I think I need to lie down.
“Books,” he’s saying, pulling his boxer-briefs up and rezipping his pants, “are easily
destroyed. But words will live as long as people can remember them. Tattoos, for example,
are very hard to forget.” He buttons his button. “I think there’s something about
the impermanence of life these days that makes it necessary to etch ink into our skin,”
he says. “It reminds us that we’ve been marked by the world, that we’re still alive.
That we’ll never forget.”
“Who
are
you?”
I don’t know this Warner. I’d never be able to recognize this Warner.
He smiles to himself. Sits down again. Says, “No one else will ever need to know.”
“What do you mean?”
“I know who I am,” he says. “That’s enough for me.”
I’m silent a moment. I frown at the floor. “It must be great to go through life with
so much confidence.”
“You are confident,” he says to me. “You’re stubborn and resilient. So brave. So strong.
So inhumanly beautiful. You could conquer the world.”
I actually laugh, look up to meet his eyes. “I cry too much.

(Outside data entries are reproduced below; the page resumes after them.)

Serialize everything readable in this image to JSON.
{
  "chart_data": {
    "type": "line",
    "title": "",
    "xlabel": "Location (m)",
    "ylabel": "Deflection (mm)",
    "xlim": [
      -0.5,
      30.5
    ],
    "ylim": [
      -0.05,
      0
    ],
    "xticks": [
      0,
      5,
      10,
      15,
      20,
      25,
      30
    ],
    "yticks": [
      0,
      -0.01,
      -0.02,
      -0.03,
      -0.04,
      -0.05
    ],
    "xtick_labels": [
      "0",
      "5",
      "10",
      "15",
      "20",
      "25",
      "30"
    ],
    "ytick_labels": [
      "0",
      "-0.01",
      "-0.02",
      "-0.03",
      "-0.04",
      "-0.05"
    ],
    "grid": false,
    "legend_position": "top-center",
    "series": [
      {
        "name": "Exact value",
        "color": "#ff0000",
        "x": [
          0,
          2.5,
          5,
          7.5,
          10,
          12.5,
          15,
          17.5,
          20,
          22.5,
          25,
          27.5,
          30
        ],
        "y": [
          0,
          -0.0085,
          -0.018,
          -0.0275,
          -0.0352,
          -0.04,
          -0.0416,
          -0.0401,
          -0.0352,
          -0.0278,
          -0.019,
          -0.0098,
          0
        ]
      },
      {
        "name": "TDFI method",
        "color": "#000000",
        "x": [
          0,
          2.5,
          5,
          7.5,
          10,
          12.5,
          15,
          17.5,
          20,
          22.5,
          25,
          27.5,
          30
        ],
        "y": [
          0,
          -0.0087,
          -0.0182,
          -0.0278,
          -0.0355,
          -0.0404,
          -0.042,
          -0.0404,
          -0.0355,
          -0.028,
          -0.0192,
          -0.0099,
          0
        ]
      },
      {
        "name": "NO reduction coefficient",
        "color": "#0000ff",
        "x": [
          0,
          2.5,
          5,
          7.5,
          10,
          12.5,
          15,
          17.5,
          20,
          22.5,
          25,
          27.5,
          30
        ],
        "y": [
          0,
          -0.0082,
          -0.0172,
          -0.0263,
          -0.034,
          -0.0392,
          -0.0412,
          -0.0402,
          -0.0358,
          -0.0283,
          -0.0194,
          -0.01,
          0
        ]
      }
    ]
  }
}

And I’m not interested
in conquering the world.”
“That,” he says, “is something I will never understand.” He shakes his head. “You’re
just scared. You’re afraid of what you’re unfamiliar with. You’re too worried about
disappointing people. You stifle your own potential,” he says, “because of what you
think others expect of you—because you still follow the rules you’ve been given.”
He looks at me, hard. “I wish you wouldn’t.”
“I wish you’d stop expecting me to use my power to kill people.”
He shrugs. “I never said you had to. But it will happen along the way; it’s an inevitability
in war. Killing is statistically impossible to avoid.”
“You’re joking, right?”
“Definitely not.”
“You can always avoid killing people, Warner. You avoid killing them by
not
going to war.”
But he grins, so brilliantly, not even paying attention. “I love it when you say my
name,” he says. “I don’t even know why.”
“Warner isn’t your name,” I point out. “Your name is Aaron.”
His smile is wide, so wide. “God, I love that.”
“Your name?”
“Only when you say it.”
“Aaron? Or Warner?”
His eyes close. He tilts his head back against the wall. Dimples.
Suddenly I’m struck by the reality of what I’m doing here. Sitting here, spending
time with Warner like we have so many hours to waste. Like there isn’t a very terrible
world outside of these walls. I don’t know how I manage to keep getting distracted
and I promise myself that this time I won’t let the conversation veer out of control.
But when I open my mouth he says
“I’m not going to give you your notebook back.”
My mouth falls closed.
“I know you want it back,” he says, “but I’m afraid I’m going to have to keep it forever.”
He holds it up, shows it to me. Grins. And then puts it in his pocket. The one place
I’d never dare to reach.
“Why?” I can’t help but ask. “Why do you want it so much?”